Loretta Lynn Raves About Carole King on 50th Anniversary of Her ‘Tapestry’ Album

by Charles Craighill

As Loretta Lynn mentioned in a Twitter post earlier today, 1971 was a great year for music. In particular, Lynn raved about Carole King and her debut album, “Tapestry” which came out fifty years ago. The breakout album spent fifteen weeks at the top of Billboard’s Top 200 and solidified itself as one of the great grassroots albums in American music.

“50 years ago was a good one for great albums!” Loretta Lynn said on her Twitter post. “There is not a more brilliant songwriter than Carole King and her “Tapestry” album proves it by standing the test of time. It’s a good year for a 50th-anniversary!”

Carole King and her “Tapestry” album started to shape the landscape for singer-songwriters moving forward in the pop world. Her real-world and relatable songs landed hard among everyday Americans. This also opened doors for artists like James Taylor, who worked with her on her album, and Joni Mitchell. This Americana movement led by Carole King simply created a new avenue for songwriting. Unglamorous, underproduced, raw.

James Taylor on Carole King

James Taylor and Carole King both had hands deep into this singer-songwriter movement. In fact, they worked together on many projects, including King’s breakout “Tapestry” album.

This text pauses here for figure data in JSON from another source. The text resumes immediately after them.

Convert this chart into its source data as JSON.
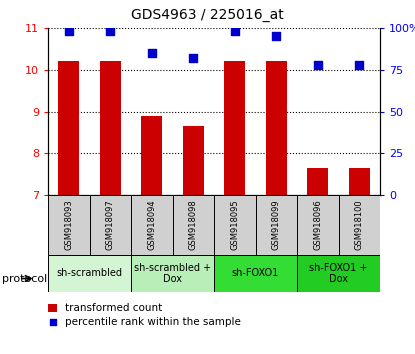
{
  "title": "GDS4963 / 225016_at",
  "samples": [
    "GSM918093",
    "GSM918097",
    "GSM918094",
    "GSM918098",
    "GSM918095",
    "GSM918099",
    "GSM918096",
    "GSM918100"
  ],
  "bar_values": [
    10.2,
    10.2,
    8.9,
    8.65,
    10.2,
    10.2,
    7.65,
    7.65
  ],
  "percentile_values": [
    98,
    98,
    85,
    82,
    98,
    95,
    78,
    78
  ],
  "ylim_left": [
    7,
    11
  ],
  "ylim_right": [
    0,
    100
  ],
  "yticks_left": [
    7,
    8,
    9,
    10,
    11
  ],
  "yticks_right": [
    0,
    25,
    50,
    75,
    100
  ],
  "ytick_labels_right": [
    "0",
    "25",
    "50",
    "75",
    "100%"
  ],
  "bar_color": "#cc0000",
  "dot_color": "#0000cc",
  "groups": [
    {
      "label": "sh-scrambled",
      "start": 0,
      "end": 2,
      "color": "#d4f5d4"
    },
    {
      "label": "sh-scrambled +\nDox",
      "start": 2,
      "end": 4,
      "color": "#b8eeb8"
    },
    {
      "label": "sh-FOXO1",
      "start": 4,
      "end": 6,
      "color": "#33dd33"
    },
    {
      "label": "sh-FOXO1 +\nDox",
      "start": 6,
      "end": 8,
      "color": "#22cc22"
    }
  ],
  "protocol_label": "protocol",
  "legend_bar_label": "transformed count",
  "legend_dot_label": "percentile rank within the sample",
  "bar_color_legend": "#cc0000",
  "dot_color_legend": "#0000cc",
  "bar_width": 0.5,
  "dot_size": 30,
  "sample_box_color": "#d0d0d0",
  "title_fontsize": 10,
  "tick_fontsize": 8,
  "sample_fontsize": 6,
  "group_fontsize": 7,
  "legend_fontsize": 7.5
}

“In a funny way, it was almost like Obama’s first presidential run,” Taylor said about Carole King gaining momentum. “When he sprinted through the campaign so quickly that the Republican dirt machine didn’t get him in their sights. People didn’t get a chance to say, ‘Oh, Carole — she doesn’t really have a singer’s voice.’ Or, ‘She’s a mother.’ Or, ‘She’s from Brooklyn.’”

“The first thing you knew about it was, here’s this incredible material,” Taylor continued. “People heard it and said, ‘Yeah, that’s for me.’ It was like a first-pitch home run.”

Both of these artists ended up performing at Joe Biden’s inauguration fifty years later. That speaks to both the timelessness and the universal relatability of their kind of music. Both of them, particularly Carole King at the time of recording “Tapestry,” were everyday humans. Unbothered and uncorrupted by fame or fabricated ideals of love and relationships.

Many famous musicians in pop, country, and other American genres sang more about the romanticized version of love and relationships and heartbreak. However, Carole King led a movement of truthfulness and honesty in songwriting. That is one of the main reasons we folks like Loretta Lynn still rave about “Tapestry” fifty years later.